Les buis qui composent l’essentiel du belvédère sont récoltés dans les collines, les pergolas du potager sont confectionnées avec les acacias (Robinia pseudo-acacia) récupérés après un chantier d’entretien des lignes à hautes tensions près du village.

BRODERIES DE VIVACES :

Le projet implique non seulement de choisir des espèces adaptées aux conditions naturelles (A ce titre, les vivaces choisies sont frugales et peu exigeantes en eau), mais aussi d’instaurer une gestion simplifiée des espaces créés.

- L’association végétale proposée nécessite un entretien limité, beaucoup moins contraignant que des massifs composés de vivaces à entretien particulier.
Là, une fauche annuelle à la fin de l’hiver, couplée à la coupe ponctuelle des grandes vivaces qui auront fané à l’intérieur des massifs résume cette gestion extensive.

- Certaines vivaces, même desséchées, restent belles.

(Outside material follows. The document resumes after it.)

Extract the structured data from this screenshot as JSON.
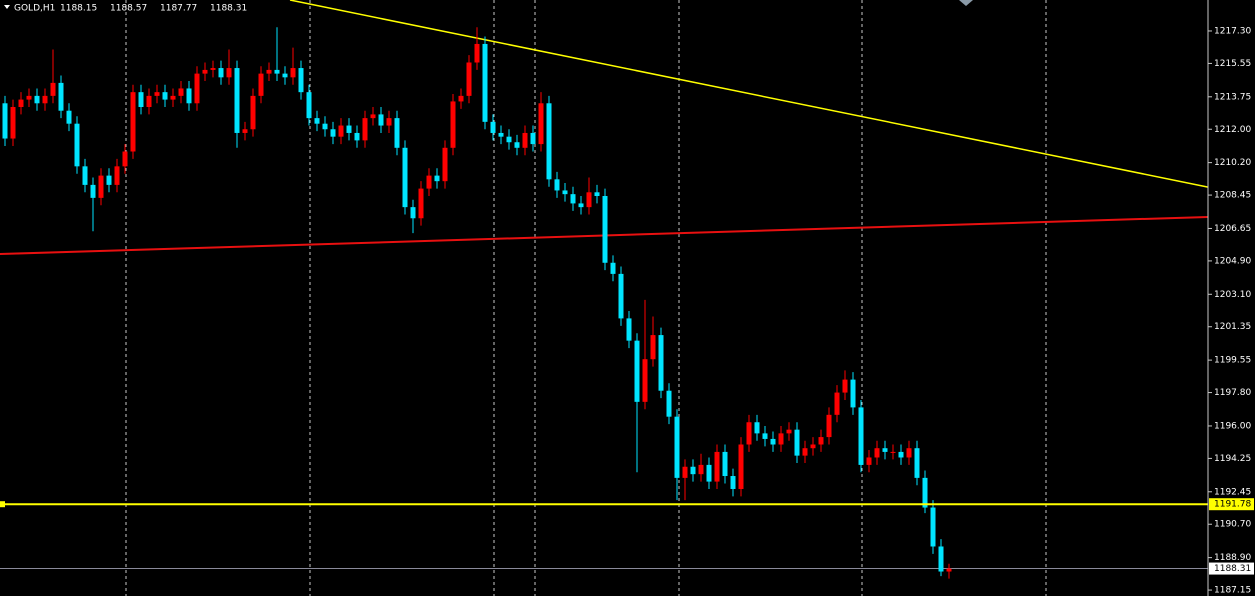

Elles peuvent être laissées sur pied durant tout l’hiver, formant des portes graines qui assureront la propagation de l’espèce l’année suivante.
Ainsi, la gestion laisse une part d’imprévu, une liberté de mouvement des plantes au sein même du massif et ailleurs dans le parc, une acceptation de la plante vagabonde qui vient enrichir la palette mise en place.

- En limitant la main d’oeuvre, en réutilisant la matière fanée pour pailler et enrichir les massifs, en invitant la nature à apporter sa patte à l’aménagement, notre démarche s’inscrit pleinement dans une gestion économe et pratique, une gestion presque paysanne de l’espace.

- De plus, ces massifs fleuris produisent moins de CO2 qu’une surface enherbée, qui nécessite, pour rester rase, l’usage continu d’appareils de tonte à essence. Limiter les surfaces enherbées revient à économiser la ressource.